Algum dia alguém fará um resgate das mazelas na aprovação do novo código, contando uma história que contém diversos ingredientes. Teve uma ministra sem qualquer autoridade (no sentido romano do termo), que é Izabella Teixeira, titular do cargo a partir de 2010. Ela está longe de ter a respeitabilidade de uma Marina Silva ou de um Carlos Minc, que a antecederam. Marina, como se sabe, deixou no Ministério por força do licenciamento de Belo Monte, usina agora inaugurada, que é exemplo de “inadimplência socioambiental”. Teve um governo fraco precisando de apoio no Congresso e por isso negociando tudo o que era possível, aceitando qualquer negócio. Afinal, o código foi aprovado por mais de 400 votos na Câmara Federal e 59 votos no Senado, o que demonstra uma articulação política poderosa unindo forças opostas. Teve, afinal, uma presidente sem projeto para o Brasil em nenhum setor: pior, o projeto do seu partido, o PT (a chamada “Nova Matriz Macroeconômica”), não era o dela, que ficava vagando ao sabor das circunstâncias. Teve, além disso, ONGs e MPs, com todo seu lobby no Congresso, impotentes diante de uma tamanha vontade política de aprovar logo a lei e anistiar os infratores.

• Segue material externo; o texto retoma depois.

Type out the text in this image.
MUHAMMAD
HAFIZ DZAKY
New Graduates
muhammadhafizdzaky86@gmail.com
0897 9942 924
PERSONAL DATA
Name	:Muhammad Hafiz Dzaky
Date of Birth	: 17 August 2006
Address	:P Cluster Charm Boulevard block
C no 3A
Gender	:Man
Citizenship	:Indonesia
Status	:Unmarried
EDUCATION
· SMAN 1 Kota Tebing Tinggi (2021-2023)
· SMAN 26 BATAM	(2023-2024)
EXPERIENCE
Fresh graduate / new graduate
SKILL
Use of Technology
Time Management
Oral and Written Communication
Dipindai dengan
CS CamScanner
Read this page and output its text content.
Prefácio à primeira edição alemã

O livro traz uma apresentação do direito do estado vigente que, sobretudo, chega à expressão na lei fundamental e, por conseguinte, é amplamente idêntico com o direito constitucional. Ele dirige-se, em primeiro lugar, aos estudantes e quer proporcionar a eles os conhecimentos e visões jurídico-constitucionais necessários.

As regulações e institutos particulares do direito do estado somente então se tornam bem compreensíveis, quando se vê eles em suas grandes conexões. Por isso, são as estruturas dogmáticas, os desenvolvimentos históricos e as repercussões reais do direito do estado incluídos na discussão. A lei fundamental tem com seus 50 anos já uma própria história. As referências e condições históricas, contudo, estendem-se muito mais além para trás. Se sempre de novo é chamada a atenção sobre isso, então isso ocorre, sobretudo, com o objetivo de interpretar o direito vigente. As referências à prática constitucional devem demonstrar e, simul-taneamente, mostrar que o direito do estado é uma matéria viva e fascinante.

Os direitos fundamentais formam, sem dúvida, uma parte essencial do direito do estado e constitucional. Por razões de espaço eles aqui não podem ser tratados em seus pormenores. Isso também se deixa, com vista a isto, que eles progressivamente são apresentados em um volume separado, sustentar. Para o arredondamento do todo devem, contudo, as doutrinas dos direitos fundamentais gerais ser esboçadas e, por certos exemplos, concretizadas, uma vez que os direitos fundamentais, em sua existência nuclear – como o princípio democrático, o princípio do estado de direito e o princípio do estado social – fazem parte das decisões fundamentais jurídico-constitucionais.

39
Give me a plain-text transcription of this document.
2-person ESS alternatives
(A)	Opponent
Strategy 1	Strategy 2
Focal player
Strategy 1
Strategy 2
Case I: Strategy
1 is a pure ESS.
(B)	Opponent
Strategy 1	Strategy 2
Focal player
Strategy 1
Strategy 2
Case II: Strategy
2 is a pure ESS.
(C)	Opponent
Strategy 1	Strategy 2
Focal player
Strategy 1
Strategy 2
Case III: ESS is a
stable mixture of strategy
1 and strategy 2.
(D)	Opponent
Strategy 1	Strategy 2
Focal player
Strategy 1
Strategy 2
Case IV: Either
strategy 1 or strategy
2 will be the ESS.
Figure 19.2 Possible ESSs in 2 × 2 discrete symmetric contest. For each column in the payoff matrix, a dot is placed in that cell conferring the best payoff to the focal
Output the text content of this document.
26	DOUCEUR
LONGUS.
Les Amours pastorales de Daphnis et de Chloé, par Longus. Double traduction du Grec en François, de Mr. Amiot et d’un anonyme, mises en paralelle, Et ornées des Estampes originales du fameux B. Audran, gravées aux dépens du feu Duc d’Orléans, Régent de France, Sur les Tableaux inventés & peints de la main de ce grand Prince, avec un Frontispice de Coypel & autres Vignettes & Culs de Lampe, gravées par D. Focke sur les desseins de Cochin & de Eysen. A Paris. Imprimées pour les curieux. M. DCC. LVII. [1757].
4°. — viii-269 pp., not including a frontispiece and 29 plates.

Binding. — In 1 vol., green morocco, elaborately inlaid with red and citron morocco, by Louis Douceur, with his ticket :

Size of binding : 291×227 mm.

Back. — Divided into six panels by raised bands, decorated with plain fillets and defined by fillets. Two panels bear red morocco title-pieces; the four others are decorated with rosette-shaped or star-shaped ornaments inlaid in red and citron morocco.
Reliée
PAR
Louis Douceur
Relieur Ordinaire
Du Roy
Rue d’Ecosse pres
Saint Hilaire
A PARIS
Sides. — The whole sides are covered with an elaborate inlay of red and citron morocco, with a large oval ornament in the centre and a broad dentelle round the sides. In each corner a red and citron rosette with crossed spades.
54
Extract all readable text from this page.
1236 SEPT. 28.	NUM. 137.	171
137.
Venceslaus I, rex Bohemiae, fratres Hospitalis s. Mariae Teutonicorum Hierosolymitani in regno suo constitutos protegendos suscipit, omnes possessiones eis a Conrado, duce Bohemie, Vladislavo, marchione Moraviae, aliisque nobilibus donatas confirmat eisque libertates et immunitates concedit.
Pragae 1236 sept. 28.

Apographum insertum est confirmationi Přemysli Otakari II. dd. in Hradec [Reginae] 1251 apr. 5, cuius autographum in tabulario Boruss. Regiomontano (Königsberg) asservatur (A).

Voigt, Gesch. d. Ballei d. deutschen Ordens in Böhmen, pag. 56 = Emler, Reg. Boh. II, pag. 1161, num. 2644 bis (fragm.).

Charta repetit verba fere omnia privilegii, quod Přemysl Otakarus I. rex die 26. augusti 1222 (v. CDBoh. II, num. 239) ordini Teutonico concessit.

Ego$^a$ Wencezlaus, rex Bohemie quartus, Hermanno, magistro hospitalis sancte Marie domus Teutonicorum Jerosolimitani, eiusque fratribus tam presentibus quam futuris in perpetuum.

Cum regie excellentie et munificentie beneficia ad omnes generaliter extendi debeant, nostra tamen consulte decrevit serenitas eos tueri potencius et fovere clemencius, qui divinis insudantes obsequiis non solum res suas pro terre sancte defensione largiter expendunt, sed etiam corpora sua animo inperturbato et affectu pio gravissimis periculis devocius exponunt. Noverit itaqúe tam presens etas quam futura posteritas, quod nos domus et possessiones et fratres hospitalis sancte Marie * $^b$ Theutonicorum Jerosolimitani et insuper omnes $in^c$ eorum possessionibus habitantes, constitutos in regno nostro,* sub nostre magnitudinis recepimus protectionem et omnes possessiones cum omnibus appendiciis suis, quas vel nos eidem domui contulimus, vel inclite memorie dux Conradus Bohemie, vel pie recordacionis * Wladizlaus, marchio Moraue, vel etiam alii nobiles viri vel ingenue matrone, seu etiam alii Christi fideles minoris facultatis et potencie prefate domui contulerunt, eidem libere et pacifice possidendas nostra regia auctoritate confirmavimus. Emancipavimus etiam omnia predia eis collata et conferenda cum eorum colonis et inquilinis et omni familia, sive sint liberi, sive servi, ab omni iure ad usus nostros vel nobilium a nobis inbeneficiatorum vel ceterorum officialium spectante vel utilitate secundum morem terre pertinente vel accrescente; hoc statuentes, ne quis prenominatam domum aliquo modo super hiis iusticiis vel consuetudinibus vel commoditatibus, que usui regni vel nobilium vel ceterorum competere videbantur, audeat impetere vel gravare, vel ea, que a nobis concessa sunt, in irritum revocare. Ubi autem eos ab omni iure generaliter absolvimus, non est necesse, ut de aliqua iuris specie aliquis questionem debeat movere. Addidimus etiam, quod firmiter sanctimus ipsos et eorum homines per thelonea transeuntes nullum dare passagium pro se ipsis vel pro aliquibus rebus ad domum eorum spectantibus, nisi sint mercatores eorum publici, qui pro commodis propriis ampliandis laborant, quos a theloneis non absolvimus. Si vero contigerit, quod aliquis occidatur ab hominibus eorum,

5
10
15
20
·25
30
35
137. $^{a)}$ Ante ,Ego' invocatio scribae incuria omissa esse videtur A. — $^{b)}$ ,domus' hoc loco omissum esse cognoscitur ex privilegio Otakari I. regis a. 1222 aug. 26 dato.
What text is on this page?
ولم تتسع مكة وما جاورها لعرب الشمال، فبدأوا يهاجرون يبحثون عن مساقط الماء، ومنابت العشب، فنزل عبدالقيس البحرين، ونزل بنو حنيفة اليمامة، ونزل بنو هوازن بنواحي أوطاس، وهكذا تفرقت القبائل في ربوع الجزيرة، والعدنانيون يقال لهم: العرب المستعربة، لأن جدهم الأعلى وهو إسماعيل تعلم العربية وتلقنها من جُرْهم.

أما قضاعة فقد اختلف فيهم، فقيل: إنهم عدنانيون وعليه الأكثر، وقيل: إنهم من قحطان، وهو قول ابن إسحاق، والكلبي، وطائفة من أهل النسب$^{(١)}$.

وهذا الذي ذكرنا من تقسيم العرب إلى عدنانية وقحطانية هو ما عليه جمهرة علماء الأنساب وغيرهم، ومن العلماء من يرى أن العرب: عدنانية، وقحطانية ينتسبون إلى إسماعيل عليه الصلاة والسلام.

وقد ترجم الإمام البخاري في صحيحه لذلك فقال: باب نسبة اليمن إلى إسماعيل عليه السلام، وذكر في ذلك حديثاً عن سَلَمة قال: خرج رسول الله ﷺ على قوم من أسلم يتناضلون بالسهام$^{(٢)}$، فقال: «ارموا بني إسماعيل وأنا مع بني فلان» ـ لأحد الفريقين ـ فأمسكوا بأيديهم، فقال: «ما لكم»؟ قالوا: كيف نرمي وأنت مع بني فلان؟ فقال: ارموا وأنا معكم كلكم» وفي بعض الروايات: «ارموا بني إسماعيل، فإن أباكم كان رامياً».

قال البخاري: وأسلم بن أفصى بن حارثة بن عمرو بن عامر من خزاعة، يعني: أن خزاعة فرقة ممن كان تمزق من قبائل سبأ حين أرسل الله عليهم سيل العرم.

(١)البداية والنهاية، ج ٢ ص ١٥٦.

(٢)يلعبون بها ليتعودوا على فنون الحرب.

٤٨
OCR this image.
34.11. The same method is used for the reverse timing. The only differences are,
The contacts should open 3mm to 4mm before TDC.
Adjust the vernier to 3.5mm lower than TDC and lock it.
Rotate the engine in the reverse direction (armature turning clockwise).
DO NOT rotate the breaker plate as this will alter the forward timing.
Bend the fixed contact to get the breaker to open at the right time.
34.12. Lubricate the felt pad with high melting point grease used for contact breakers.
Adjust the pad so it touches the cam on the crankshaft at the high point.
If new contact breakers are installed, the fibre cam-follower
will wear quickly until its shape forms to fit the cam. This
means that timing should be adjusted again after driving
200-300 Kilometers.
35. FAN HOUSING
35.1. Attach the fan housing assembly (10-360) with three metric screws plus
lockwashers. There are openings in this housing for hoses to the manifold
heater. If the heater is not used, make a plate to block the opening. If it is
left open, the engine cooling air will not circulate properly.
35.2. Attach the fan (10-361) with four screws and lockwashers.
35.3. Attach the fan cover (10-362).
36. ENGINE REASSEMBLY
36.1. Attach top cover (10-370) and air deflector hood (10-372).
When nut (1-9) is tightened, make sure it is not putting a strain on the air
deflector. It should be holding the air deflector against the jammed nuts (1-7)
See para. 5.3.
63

O prejudicado, o grande prejudicado, é o ambiente e, por conseguinte, o povo, as presentes e futuras gerações. O código de 1965 era sucinto e continha os princípios básicos da proteção ambiental no Brasil. O novo código tem um número de comandos bem maior (o dobro) mas seu comando principal é este: entre a propriedade privada e o interesse público na preservação dos processos ecológicos vamos privilegiar o primeiro, vamos privilegiar quem produz, quem planta, coitados desses proprietários conscientes que só querem o bem do Brasil e jamais pensam no próprio bolso… Os ecossistemas que se restaurem sozinhos, sem necessidade de atuação da mão pesada do Estado. A propósito, gosto sempre de citar certo manual de saneamento urbano publicado em 1940 por um professor de Medicina carioca que diz que o melhor destino do lixo é simplesmente jogá-lo ao mar (!). Este seria o “processo mais econômico e mais prático para o lixo” (!!). Quem sabe vamos voltar a estes tempos e a estas ideias…
*professor da Faculdade de Ciências e Tecnologia da Unesp de Presidente Prudente.